Framing Britney Spears illuminates, with stark clarity, how uniquely cruel Spears’s treatment was. One scene pulls up footage from an episode of the game show Family Feud in which “Things Britney Spears Has Lost” was a category: “Her hair,” “her marriage,” and “her mind” were all winning responses. The documentary’s chronology, as Vulture’s Kathryn VanArendonk has pointed out, is revelatory all on its own, simply because it points out how Spears’s breakdown came after she had two children in the space of one year, and before she turned 25. Not many people were talking about postpartum depression when Spears was brawling with photographers or shaving her head. But it’s clearer now that whatever she was going through was exacerbated tenfold by the insatiable interest in watching her struggle in real time. The more vulnerable she became, the greater the interest in watching her disintegrate, and the greater the pressure upon her in turn. “Will she OD or commit suicide like Monroe?” Mark Stevens wrote in New York magazine in 2007, praising Spears’s head-shaving incident as the most “fascinating” thing she’d ever done. “Will she have a Grand Guignol death like the fat-obsessed Anna Nicole Smith? No one publicly asks those questions, but that’s what everyone wonders.”

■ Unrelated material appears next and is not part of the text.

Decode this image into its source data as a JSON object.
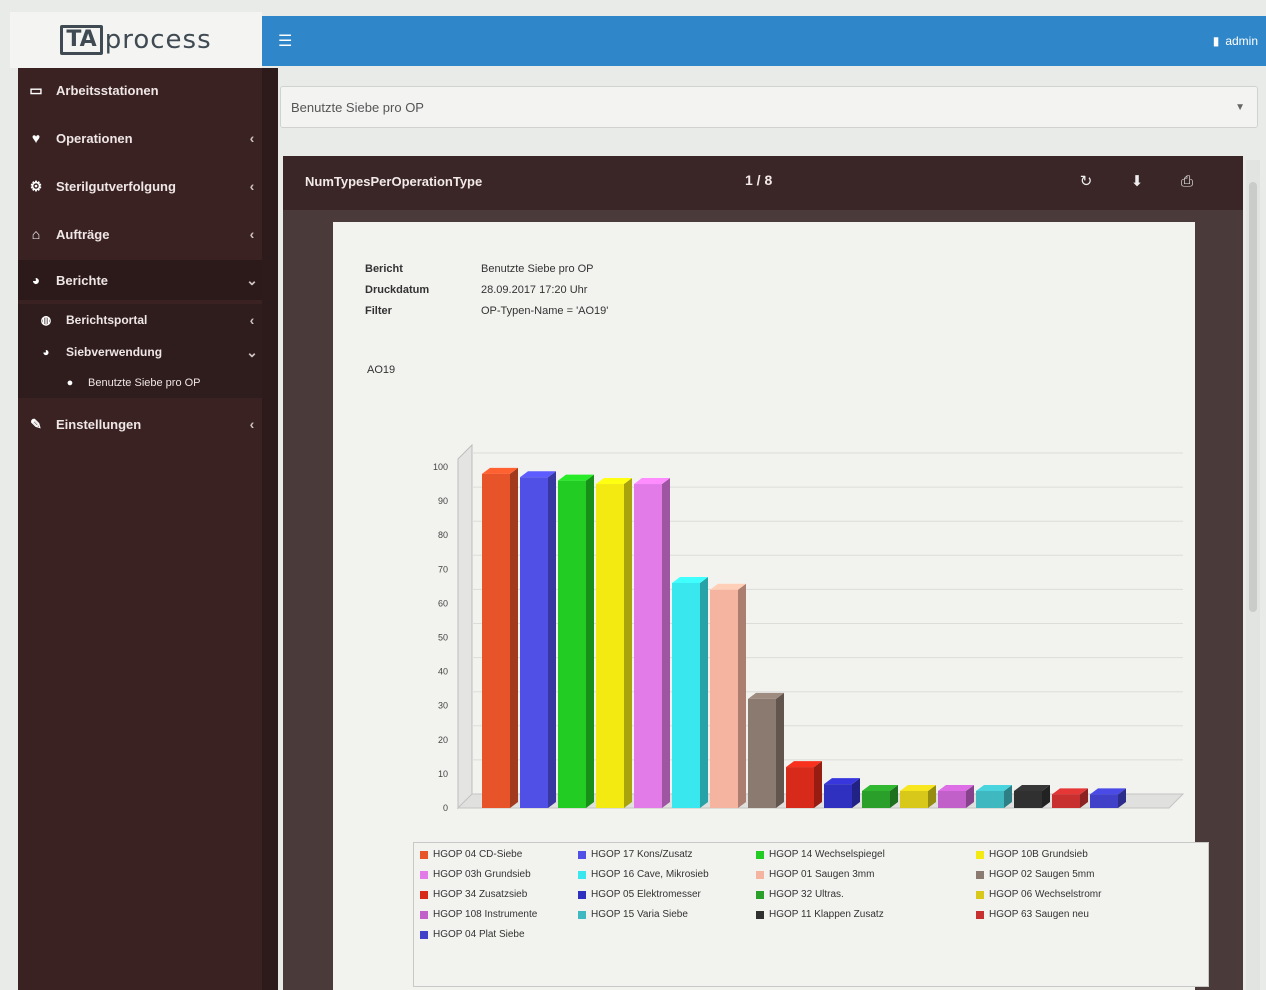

In Discipline and Punish, Michel Foucault considers the specific form of torture that is being turned into a public spectacle, subject to the “instrument of permanent, exhaustive, omnipresent surveillance,” and scrutinized by the “faceless gaze … [of] thousands of eyes posted everywhere.” American media still have a long way to go. Still, on balance, it’s striking how differently stars in crisis tend to be treated now, and how much the tenor of media coverage surrounding women in the public eye has changed. “We shouldn’t be attacking the vulnerable people,” Ferguson said in 2007, startlingly prescient and singularly empathetic. It would be a long time before people actually listened.